Citi has also begun modernizing legacy systems with the help of generative AI, having it translate old code to Java.
“This is one of the key areas of generative AI application that is least risky,” Zafar said. “It’s a very straightforward, mundane translation problem, but it is expensive to do this manually. We have many old legacy platforms that we have been wanting to translate for a long time to modern languages because we can’t even find developers for some of these old programming languages anymore.”
This is a use case with potential at many banks, according to Michael Abbott, global banking lead at Accenture.
“This is perhaps one of the most transformative ideas that I’ve seen early in the generative AI lifecycle, the ability to reverse engineer 30 or 40 years of legacy COBOL code into close to its original requirements,” Abbott said in a January
How Citi vets gen AI ideas
Citi is evaluating hundreds of other generative AI use cases in areas like operations automation, customer service, fraud detection and office productivity.

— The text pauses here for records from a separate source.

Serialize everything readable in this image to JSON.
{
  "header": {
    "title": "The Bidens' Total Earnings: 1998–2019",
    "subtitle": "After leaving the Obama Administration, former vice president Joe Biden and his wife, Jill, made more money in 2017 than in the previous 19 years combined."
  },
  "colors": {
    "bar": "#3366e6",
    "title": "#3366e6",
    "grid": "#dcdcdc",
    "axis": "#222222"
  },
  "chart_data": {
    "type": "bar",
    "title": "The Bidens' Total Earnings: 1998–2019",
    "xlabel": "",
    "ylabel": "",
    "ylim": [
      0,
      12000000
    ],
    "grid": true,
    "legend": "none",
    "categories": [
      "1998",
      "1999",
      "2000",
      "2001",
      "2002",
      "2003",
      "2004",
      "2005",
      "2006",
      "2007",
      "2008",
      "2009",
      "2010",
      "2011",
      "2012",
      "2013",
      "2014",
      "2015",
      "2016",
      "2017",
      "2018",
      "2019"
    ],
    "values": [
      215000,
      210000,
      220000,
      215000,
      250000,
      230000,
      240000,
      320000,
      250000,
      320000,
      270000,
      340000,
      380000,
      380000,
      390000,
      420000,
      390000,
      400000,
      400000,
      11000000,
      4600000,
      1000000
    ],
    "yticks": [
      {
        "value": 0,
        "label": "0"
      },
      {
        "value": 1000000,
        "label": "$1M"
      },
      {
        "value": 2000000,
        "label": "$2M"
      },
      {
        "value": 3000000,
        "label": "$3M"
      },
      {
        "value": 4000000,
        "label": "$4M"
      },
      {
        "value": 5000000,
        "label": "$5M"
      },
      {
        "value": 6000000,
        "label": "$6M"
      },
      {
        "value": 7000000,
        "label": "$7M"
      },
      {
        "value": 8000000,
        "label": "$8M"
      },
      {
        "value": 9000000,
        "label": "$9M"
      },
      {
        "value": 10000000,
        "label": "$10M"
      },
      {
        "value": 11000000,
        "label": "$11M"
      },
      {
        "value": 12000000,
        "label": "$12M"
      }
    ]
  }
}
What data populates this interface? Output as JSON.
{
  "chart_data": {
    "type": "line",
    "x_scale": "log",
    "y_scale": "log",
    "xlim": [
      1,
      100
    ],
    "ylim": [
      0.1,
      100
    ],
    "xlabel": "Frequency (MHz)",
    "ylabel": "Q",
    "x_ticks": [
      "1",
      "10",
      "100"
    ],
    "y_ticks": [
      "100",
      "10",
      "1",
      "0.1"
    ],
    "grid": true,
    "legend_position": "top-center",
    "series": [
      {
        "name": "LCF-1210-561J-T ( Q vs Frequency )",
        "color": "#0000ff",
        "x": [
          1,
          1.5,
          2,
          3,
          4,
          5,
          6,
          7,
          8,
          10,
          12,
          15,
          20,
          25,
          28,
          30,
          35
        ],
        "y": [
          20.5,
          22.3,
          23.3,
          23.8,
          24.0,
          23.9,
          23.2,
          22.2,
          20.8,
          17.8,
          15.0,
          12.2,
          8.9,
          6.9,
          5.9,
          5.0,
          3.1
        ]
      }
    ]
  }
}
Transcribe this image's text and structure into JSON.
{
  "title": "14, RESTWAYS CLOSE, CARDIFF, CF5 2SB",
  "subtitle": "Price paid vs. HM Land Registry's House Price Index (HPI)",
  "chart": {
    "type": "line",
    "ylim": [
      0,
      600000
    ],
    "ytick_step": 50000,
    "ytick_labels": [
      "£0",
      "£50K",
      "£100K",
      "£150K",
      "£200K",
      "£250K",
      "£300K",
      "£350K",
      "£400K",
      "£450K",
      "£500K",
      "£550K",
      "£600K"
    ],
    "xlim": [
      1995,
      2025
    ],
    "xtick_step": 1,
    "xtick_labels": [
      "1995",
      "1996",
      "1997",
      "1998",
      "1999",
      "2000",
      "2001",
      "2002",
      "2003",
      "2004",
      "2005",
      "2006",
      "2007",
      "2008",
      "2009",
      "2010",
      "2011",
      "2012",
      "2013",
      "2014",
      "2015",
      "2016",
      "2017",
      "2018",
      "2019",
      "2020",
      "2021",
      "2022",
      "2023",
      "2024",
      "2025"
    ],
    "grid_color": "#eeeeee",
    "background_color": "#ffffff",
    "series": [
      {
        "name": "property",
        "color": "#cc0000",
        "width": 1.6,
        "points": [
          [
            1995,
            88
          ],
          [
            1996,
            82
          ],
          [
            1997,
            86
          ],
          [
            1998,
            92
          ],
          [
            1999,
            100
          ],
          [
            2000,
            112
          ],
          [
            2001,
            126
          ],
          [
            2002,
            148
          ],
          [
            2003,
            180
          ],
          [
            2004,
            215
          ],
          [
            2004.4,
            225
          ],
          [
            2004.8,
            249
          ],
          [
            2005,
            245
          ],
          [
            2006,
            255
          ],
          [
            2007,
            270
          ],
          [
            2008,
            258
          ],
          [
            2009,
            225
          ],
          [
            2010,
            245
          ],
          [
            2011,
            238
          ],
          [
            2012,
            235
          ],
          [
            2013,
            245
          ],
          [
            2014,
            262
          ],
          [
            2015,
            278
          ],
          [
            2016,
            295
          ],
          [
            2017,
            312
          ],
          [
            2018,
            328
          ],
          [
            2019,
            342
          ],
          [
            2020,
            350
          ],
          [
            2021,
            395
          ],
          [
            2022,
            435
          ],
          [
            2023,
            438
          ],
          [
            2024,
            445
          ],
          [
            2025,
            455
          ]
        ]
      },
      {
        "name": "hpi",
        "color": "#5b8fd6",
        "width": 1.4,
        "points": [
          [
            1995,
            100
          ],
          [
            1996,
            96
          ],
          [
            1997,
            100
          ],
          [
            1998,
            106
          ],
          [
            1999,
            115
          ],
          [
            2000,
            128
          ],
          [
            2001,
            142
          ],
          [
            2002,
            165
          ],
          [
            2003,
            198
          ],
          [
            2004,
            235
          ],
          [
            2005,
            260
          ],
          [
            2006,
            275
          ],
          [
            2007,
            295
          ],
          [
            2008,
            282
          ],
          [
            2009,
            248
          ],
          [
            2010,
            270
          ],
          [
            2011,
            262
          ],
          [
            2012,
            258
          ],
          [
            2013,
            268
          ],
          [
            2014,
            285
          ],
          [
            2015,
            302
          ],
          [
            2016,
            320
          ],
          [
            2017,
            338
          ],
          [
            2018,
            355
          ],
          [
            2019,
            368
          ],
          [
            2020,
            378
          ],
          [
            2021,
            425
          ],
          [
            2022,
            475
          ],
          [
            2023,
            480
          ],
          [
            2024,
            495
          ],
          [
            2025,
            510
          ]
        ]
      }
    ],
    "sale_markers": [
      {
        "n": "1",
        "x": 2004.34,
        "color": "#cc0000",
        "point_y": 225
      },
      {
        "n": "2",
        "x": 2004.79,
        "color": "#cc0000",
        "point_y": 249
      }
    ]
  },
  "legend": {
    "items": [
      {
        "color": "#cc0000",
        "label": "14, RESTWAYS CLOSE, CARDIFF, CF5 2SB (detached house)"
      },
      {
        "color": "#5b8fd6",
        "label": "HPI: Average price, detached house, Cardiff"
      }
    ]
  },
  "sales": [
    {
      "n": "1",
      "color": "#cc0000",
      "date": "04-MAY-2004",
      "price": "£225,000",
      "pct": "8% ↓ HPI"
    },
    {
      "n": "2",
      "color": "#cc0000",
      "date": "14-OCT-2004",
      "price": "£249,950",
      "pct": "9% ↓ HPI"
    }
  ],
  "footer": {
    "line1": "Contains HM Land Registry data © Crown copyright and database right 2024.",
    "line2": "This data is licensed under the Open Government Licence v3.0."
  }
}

Last year, the bank formed an AI lab where all generative AI ideas are submitted to a group with two task forces. One conducts a technology feasibility assessment, while the other does a business case assessment.
The use cases that make it through this vetting process are put through a risk framework to determine whether they have the right level of explainability, observability and transparency.
“For all banks coming into a large language model world, transparency and explainability to our regulators is one of the tougher areas for us to address,” Zafar said. “We formed a focused task force around the risk framework to one by one curate those hundreds of use cases.”
Citi has also been training employees on how to use generative AI, so that once use cases have made it through these gatekeepers, people will be ready to use it.
Zafar recognizes generative AI is overhyped.
“We are right smack in the middle of the hype cycle,” he said. “That means some people will get disappointed, probably depressed, in the coming months, if they don’t get what they are expecting now, which is probably too much. On the other hand, some people will get really disappointed because they think that it’s just a fad.”
He sees a lot of potential in the use of generative AI, but he also sees more innovations in AI coming.
“In the coming two years, new models will come up that are not large language models, but that are more productive and more efficient,” Zafar said.
Rather than hanging back or over-reacting to the hype, “we are trying to keep ourselves grounded,” he said.